Notice, that since $a_i$ and $b_i$ are integers, the likelihood is just a rational function in $A$ and $B$: $ L(A,B \mid a,b) = \prod_{i=1}^n \left( \frac{ \prod\limits_{k=0}^{a_i-1} (A+k) \prod\limits_{m=0}^{b_i-1} (B+m) }{\prod\limits_{j=0}^{a_i+b_i-1} (A+B+j)}\right) $ The maximum likelihood equations are easily seen to be $ \begin{eqnarray} \sum_{i=1}^n \sum_{k=0}^{a_i-1} \frac{1}{A+k} &=& \sum_{i=1}^n \sum_{j=0}^{a_i+b_i-1} \frac{1}{A +B+j} \\ \sum_{i=1}^n \sum_{m=0}^{b_i-1} \frac{1}{B+m} &=& \sum_{i=1}^n \sum_{j=0}^{a_i+b_i-1} \frac{1}{A +B+j} \end{eqnarray} $ Given that $A>0$ and $B>0$ these equations become polynomial equations in $A$ and $B$ with, hopefully, a unique positive root. However, checks in Mathematica for small values of $n$ and $a_i$, $b_i$ indicate that the resulting system admits no positive finite solutions. enter image description here

It is easily seen, that infinite $A$ and $B$ solve MLE equations. Let's fix $r=A/B$. Then, in the limit of infinite $A$ and $B$, equations reduce to $ \begin{eqnarray} \sum_{i=1}^n a_i &=& \sum_{i=1}^n \frac{r}{r+1} (a_i+b_i) \\ \sum_{i=1}^n r b_i &=& \sum_{i=1}^n \frac{r}{r +1} \cdot (a_i+b_i) \end{eqnarray} $ which gives $ r = \frac{\sum_{i=1}^n a_i}{\sum_{i=1}^n b_i} $

This result is confirmed numerically by the following heuristic.
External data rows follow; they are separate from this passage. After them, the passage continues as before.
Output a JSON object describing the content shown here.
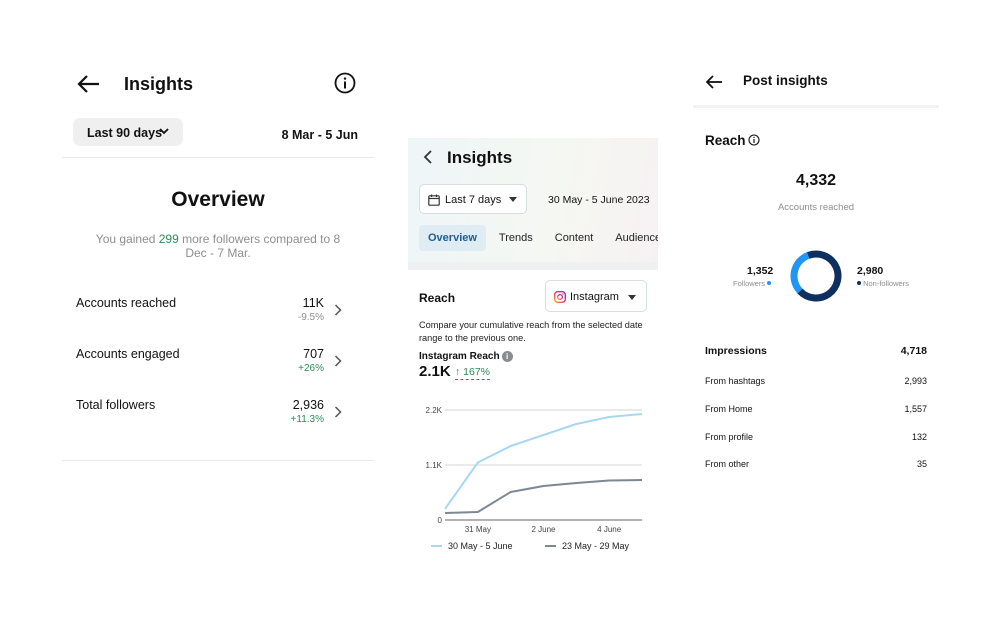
{
  "panel1": {
    "title": "Insights",
    "range_label": "Last 90 days",
    "date_range": "8 Mar - 5 Jun",
    "overview_title": "Overview",
    "gained_pre": "You gained ",
    "gained_count": "299",
    "gained_post": " more followers compared to 8 Dec - 7 Mar.",
    "rows": [
      {
        "label": "Accounts reached",
        "value": "11K",
        "change": "-9.5%"
      },
      {
        "label": "Accounts engaged",
        "value": "707",
        "change": "+26%"
      },
      {
        "label": "Total followers",
        "value": "2,936",
        "change": "+11.3%"
      }
    ]
  },
  "panel2": {
    "title": "Insights",
    "range_label": "Last 7 days",
    "date_range": "30 May - 5 June 2023",
    "tabs": [
      "Overview",
      "Trends",
      "Content",
      "Audience"
    ],
    "reach_title": "Reach",
    "platform": "Instagram",
    "compare_text": "Compare your cumulative reach from the selected date range to the previous one.",
    "metric_label": "Instagram Reach",
    "metric_value": "2.1K",
    "metric_change": "↑ 167%"
  },
  "panel3": {
    "title": "Post insights",
    "reach_title": "Reach",
    "accounts_reached": "4,332",
    "accounts_reached_label": "Accounts reached",
    "followers_value": "1,352",
    "followers_label": "Followers",
    "nonfollowers_value": "2,980",
    "nonfollowers_label": "Non-followers",
    "followers_share": 0.312,
    "impressions_label": "Impressions",
    "impressions_value": "4,718",
    "sources": [
      {
        "label": "From hashtags",
        "value": "2,993"
      },
      {
        "label": "From Home",
        "value": "1,557"
      },
      {
        "label": "From profile",
        "value": "132"
      },
      {
        "label": "From other",
        "value": "35"
      }
    ]
  },
  "colors": {
    "green": "#2e8b57",
    "current_series": "#a8d8f0",
    "previous_series": "#7d8893",
    "followers": "#2196f3",
    "nonfollowers": "#0d3060"
  },
  "chart_data": {
    "type": "line",
    "x": [
      "30 May",
      "31 May",
      "1 June",
      "2 June",
      "3 June",
      "4 June",
      "5 June"
    ],
    "x_tick_labels": [
      "31 May",
      "2 June",
      "4 June"
    ],
    "y_tick_labels": [
      "0",
      "1.1K",
      "2.2K"
    ],
    "ylim": [
      0,
      2200
    ],
    "series": [
      {
        "name": "30 May - 5 June",
        "values": [
          220,
          1150,
          1480,
          1700,
          1920,
          2060,
          2120
        ]
      },
      {
        "name": "23 May - 29 May",
        "values": [
          140,
          160,
          560,
          680,
          740,
          790,
          800
        ]
      }
    ],
    "grid": true,
    "legend": "bottom"
  }
}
Use $a_i$ and $b_i$ to estimate head probability $p_i$ for each coin using ML estimator $p_i = \frac{a_i}{a_i+b_i}$. Then use ML estimation for beta distribution to determine $\alpha$ and $\beta$ from the data $\{p_1, \ldots, p_n \}$.

enter image description here

I do not have a good explanation as to why ML estimation can not seem to determine both $\alpha$ and $\beta$. This may be worth a separate question.